Beispiele der Rechtsprechung für kein Verschulden:
- nicht grob fahrlässig verursachte Verkehrsunfälle,
- nicht grob fahrlässig herbeigeführte Sportunfälle,
- Selbstmordversuch,
- Alkohol- und Drogensucht, sofern diese nicht grob fahrlässig oder vorsätzlich verursacht worden ist,
- Ausübung einer Nebentätigkeit.
Beispiele bei denen Verschulden angenommen wird:
- Teilnahme an einer Schlägerei,
- Fehlverhalten im Straßenverkehr,
- Verletzung von Arbeitsschutzbestimmungen,
- Ausübung einer Sportart trotz mangelnder Eignung,
- Ausübung einer ungewöhnlich gefährlichen Sportart (anerkannt jedoch nur für Kickboxen und Bungee-Springen)
- Verstöße gegen das Arbeitszeitrecht
2. Anzeige- und Nachweispflichten
Im Zusammenhang mit der Krankheit erwachsen dem Arbeitnehmer einige Nebenpflichten, z.B. dass er seine Arbeitsunfähigkeit dem Arbeitgeber anzeigen und nachweisen muss.
Anzeigepflicht
Der Arbeitnehmer muss dem Arbeitgeber unverzüglich sein Fehlen und dessen voraussichtliche Dauer mitteilen (Fußnote).
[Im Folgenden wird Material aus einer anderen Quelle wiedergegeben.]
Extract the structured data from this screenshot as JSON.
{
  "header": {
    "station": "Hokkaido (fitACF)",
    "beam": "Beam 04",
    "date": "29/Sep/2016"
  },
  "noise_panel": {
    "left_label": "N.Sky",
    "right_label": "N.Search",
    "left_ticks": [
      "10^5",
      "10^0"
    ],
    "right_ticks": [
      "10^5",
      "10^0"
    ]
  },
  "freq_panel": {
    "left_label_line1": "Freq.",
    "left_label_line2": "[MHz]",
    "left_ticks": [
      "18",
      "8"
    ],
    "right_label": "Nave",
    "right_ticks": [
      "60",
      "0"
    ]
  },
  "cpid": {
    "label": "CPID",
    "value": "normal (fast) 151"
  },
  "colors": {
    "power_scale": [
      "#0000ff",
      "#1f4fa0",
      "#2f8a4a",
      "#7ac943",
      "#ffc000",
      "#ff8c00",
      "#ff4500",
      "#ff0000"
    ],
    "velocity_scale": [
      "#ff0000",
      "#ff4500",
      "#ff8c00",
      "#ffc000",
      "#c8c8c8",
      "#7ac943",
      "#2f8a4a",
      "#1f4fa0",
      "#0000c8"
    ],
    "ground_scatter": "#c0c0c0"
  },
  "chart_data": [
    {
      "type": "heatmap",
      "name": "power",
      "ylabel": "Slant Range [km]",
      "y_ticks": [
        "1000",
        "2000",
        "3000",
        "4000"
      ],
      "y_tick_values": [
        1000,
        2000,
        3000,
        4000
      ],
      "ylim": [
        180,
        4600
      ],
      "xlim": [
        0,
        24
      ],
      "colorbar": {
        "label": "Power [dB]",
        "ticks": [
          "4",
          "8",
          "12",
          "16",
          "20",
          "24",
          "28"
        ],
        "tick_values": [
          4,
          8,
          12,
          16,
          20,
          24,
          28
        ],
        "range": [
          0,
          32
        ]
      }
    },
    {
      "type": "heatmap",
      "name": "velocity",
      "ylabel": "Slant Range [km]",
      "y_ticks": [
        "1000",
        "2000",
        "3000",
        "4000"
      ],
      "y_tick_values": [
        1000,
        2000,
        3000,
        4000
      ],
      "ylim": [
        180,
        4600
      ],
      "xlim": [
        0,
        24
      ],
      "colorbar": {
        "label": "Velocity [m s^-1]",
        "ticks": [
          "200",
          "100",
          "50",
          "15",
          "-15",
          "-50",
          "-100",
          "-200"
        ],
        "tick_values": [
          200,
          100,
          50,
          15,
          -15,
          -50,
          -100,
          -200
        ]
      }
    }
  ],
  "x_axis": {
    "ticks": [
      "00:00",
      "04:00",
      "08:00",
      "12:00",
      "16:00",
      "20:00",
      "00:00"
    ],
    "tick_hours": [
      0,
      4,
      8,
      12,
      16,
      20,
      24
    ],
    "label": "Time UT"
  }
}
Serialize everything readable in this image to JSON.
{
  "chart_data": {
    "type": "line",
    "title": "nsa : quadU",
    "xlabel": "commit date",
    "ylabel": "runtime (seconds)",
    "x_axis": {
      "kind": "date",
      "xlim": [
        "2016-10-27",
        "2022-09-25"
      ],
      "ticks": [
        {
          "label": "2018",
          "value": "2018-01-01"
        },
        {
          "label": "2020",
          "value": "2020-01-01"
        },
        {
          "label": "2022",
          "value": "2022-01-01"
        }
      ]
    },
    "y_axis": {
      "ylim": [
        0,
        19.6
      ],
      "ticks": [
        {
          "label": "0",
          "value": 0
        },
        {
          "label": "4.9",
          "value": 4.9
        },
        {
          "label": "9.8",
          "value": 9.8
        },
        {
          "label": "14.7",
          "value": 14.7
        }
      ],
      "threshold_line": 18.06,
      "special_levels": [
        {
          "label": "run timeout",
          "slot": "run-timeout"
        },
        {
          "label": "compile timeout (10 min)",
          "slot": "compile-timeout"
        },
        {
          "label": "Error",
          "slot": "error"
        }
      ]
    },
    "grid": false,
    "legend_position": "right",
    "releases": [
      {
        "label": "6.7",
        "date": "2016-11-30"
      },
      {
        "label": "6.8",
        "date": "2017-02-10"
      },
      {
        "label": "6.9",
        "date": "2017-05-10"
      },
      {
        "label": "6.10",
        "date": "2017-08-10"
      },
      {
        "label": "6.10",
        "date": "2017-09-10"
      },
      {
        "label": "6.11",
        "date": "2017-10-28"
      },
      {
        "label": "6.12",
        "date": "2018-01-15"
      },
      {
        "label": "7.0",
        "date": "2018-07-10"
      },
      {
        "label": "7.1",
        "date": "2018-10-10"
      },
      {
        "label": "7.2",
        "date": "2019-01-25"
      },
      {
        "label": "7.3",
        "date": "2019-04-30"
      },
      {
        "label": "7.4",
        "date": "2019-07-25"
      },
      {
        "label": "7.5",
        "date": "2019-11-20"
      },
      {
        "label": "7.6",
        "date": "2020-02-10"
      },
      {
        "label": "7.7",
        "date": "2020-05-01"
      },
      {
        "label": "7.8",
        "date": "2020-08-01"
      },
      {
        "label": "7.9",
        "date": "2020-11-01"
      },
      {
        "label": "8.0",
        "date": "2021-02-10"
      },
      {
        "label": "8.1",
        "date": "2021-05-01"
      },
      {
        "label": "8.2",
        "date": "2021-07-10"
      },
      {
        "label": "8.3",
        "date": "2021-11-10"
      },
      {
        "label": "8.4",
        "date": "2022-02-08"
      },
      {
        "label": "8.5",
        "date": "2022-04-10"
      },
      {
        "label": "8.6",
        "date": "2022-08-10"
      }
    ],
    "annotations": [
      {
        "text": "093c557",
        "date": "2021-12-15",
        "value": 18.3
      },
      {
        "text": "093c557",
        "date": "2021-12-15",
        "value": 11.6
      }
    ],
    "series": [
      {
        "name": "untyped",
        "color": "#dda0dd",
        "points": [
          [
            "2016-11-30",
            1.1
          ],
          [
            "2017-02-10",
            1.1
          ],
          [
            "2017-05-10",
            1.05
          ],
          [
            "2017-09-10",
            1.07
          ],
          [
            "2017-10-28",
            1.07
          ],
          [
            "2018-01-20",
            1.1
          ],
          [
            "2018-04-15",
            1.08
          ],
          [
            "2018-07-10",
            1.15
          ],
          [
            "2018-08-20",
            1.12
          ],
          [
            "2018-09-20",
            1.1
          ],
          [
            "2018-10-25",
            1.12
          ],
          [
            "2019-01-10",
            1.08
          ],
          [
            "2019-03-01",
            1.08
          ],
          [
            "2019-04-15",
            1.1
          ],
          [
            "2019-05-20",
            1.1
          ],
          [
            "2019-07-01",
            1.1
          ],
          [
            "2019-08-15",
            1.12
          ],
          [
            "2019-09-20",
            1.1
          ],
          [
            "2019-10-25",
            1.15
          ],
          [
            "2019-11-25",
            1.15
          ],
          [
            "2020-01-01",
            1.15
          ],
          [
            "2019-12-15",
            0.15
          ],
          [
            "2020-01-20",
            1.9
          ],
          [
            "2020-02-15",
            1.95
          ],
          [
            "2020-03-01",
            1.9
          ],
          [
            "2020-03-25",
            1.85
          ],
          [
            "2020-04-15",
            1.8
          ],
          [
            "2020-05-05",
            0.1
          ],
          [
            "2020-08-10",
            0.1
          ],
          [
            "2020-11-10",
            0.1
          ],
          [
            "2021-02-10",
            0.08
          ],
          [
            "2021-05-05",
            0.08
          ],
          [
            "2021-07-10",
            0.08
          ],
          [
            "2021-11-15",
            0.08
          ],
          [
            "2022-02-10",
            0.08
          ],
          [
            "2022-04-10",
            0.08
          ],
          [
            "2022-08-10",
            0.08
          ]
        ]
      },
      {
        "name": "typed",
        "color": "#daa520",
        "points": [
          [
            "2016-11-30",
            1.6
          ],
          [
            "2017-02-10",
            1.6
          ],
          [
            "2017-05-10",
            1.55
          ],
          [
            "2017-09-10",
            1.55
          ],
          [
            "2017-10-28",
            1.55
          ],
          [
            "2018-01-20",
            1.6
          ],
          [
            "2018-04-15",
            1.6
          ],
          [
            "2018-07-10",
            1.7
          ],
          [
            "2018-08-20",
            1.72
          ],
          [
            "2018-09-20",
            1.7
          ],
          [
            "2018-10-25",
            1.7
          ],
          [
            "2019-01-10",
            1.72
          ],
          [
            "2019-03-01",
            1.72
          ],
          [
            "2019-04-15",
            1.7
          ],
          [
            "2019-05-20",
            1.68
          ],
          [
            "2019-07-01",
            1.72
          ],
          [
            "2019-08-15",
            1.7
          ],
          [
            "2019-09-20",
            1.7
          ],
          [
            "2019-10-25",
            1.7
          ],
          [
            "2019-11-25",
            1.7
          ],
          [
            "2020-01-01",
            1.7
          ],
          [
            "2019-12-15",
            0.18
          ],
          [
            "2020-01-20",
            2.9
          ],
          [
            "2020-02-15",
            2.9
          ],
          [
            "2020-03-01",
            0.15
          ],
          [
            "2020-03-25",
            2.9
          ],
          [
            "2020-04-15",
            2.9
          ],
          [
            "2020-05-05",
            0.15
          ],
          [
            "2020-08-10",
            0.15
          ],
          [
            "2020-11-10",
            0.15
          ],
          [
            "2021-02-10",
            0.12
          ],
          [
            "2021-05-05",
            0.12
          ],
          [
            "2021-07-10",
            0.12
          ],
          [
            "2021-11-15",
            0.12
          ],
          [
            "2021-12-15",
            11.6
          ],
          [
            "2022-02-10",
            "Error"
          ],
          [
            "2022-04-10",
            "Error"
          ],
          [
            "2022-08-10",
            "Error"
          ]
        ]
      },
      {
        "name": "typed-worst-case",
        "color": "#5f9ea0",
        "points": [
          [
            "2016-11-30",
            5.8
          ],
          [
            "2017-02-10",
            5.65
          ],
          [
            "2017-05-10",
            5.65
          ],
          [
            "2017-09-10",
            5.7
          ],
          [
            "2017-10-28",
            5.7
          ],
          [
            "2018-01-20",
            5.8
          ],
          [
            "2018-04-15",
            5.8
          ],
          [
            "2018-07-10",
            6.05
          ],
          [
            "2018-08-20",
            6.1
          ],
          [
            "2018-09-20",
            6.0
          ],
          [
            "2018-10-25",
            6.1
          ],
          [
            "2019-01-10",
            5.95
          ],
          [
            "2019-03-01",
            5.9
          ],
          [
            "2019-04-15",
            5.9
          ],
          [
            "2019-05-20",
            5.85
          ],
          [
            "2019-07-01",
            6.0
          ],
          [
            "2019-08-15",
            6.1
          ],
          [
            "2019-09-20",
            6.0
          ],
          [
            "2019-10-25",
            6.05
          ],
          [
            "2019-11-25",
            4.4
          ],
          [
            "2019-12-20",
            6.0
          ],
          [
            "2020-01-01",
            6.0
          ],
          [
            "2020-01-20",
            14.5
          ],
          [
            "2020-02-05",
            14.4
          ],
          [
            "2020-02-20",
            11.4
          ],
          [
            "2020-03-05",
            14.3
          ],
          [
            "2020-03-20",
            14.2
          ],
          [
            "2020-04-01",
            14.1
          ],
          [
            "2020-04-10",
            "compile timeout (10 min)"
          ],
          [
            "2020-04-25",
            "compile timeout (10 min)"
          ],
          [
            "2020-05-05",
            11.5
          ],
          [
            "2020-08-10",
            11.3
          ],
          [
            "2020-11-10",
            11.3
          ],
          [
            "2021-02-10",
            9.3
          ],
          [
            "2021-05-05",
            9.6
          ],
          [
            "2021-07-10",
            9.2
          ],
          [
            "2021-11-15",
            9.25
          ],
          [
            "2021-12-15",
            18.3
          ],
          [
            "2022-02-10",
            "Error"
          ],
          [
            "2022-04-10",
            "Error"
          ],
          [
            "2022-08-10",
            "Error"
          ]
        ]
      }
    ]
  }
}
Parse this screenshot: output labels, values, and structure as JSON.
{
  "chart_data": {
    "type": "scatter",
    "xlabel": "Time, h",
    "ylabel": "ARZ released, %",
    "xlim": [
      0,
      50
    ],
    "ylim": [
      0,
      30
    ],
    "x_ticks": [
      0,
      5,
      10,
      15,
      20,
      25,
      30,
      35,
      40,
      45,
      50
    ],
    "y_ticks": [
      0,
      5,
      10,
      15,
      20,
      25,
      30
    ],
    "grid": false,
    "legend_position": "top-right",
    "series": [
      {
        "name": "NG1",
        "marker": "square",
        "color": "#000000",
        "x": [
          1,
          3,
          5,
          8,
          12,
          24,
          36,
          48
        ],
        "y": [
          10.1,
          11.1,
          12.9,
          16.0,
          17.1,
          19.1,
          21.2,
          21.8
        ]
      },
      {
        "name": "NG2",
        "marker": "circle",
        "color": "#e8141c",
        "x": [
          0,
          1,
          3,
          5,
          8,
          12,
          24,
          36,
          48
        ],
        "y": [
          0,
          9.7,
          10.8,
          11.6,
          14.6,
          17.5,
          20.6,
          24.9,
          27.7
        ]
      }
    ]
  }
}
Dies gilt auch für eine Erkrankung im Ausland (Fußnote).
Nachweispflicht
Der Arbeitnehmer muss dem Arbeitgeber spätestens am 4. Tag die Arbeitsunfähigkeitsbescheinigung vorlegen. Dies gilt auch bei jeder Verlängerung der Arbeitsunfähigkeit.
Beachten Sie: Der Arbeitgeber kann die Arbeitunfähigkeitsbescheinigung auch schon früher verlangen.
Der Arbeitgeber kann bei Zweifeln an der Arbeitsunfähigkeitsbescheinigung von der Krankenkasse verlangen, dass diese ein Gutachten über die Arbeitsunfähigkeit einholt (Fußnote).
Beispiel:
Der Arbeitnehmer ist häufig am Montag erkrankt.
Verstößt der Arbeitnehmer gegen die einzelnen Pflichten hat dies zur Folge:
- Der Arbeitgeber kann dem Arbeitnehmer deswegen eine Abmahnung erteilen. Nach mehreren Abmahnungen mit gleichartiger Begründung kann er die ordentliche Kündigung aussprechen.
- Der Arbeitgeber hat das Recht die Leistung zu verweigern nach § 7 I Nr.1 EFZG bis der Arbeitnehmer eine ärztliche Arbeitsunfähigkeitsbescheinigung vorlegt.
Beachten Sie: Für Kleinbetriebe mit nicht mehr als 20 Arbeitnehmern besteht nach dem weiterhin geltenden §§ 10, 14 LFZG ein Erstattungs- und Umlageverfahren. Danach werden die Lohnfortzahlungsaufwendungen für gewerbliche Arbeitnehmer und Auszubildende – nicht Angestellte – zu 80% von den Krankenkassen getragen.